I’ve never had a vast network of friends, and for a long time, that bothered me. For years, I made the mistake of correlating my friend-count with my worth. I would watch shows like How I Met Your Mother and Friends and wonder why I didn’t have the kinds of friendships they did. I would analyze the various characters on each show and compare them to myself. It didn’t take me long to accumulate a long list of reasons as to why I didn’t have many friends.
I assumed that something was wrong with me — I must not be cool, pretty, or outgoing enough. I didn’t possess that “best friend” quality, whatever it is. Sure, I had a few friends, but I still considered myself unwanted and an outcast because I wasn’t like the people on the TV shows I watched. The friends I had didn’t want to hang out with me every day, and I didn’t want to either; not to mention, we didn’t have a special bar or hangout place. I was doing friendship all wrong.
It’s taken me years to learn that I will probably never have a sizable group of really close friends. I’ll most likely only ever have one or two friends, but that’s not because I’m unwanted or unworthy of friendship; it’s because I’m an introvert and can’t manage to have more than a few friends at a time, and that’s not something to be ashamed of. As an introvert, I require a lot of alone time as it’s how I regain my energy. I would much rather have one or two friends whom I can invest wholeheartedly in than a large group of friends where the relationship status always remains mediocre at best because I’m simply too mentally and emotionally exhausted.
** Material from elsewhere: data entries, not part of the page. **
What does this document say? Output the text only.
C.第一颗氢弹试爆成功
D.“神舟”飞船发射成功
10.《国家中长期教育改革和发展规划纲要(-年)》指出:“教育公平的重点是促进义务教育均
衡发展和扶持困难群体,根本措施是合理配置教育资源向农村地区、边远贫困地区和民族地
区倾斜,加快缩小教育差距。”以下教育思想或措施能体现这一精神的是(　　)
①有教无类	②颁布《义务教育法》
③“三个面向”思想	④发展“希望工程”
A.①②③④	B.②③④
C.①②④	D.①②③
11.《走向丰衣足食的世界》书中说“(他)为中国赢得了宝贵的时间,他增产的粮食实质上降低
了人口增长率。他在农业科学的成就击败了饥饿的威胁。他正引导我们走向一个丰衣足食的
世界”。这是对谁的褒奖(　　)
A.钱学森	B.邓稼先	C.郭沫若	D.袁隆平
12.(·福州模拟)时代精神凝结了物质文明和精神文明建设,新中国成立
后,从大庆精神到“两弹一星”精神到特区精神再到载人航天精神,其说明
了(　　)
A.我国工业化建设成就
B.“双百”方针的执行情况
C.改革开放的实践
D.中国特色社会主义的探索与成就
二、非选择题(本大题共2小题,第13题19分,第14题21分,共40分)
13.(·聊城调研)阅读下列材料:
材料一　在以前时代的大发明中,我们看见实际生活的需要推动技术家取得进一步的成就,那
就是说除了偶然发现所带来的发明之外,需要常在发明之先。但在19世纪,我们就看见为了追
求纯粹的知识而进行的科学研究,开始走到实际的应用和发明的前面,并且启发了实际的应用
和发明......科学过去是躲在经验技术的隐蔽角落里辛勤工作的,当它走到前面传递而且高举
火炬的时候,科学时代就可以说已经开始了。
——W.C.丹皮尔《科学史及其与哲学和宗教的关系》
It’s important to know that one scenario is not better than the other. Just because I prefer to only have a few friends doesn’t mean that you’re wrong for having a lot of them. I used to think that having a lot of friends meant that you were cooler and more valuable to society. However, I don’t think that’s actually the case. How many friends you have has absolutely nothing to do with your value. We have value because we’re human, no exception.
We have to stop using TV shows, movies, and social media as references for how our lives should be. So many of the pictures and captions we see have been fabricated. Instead, let’s start focusing on what our individual selves require and turn our attention away from how others are living their life. I’m okay with not having a long list of friends, because if I did that wouldn’t really be me. The true me loves having just a few close friends. And that’s okay.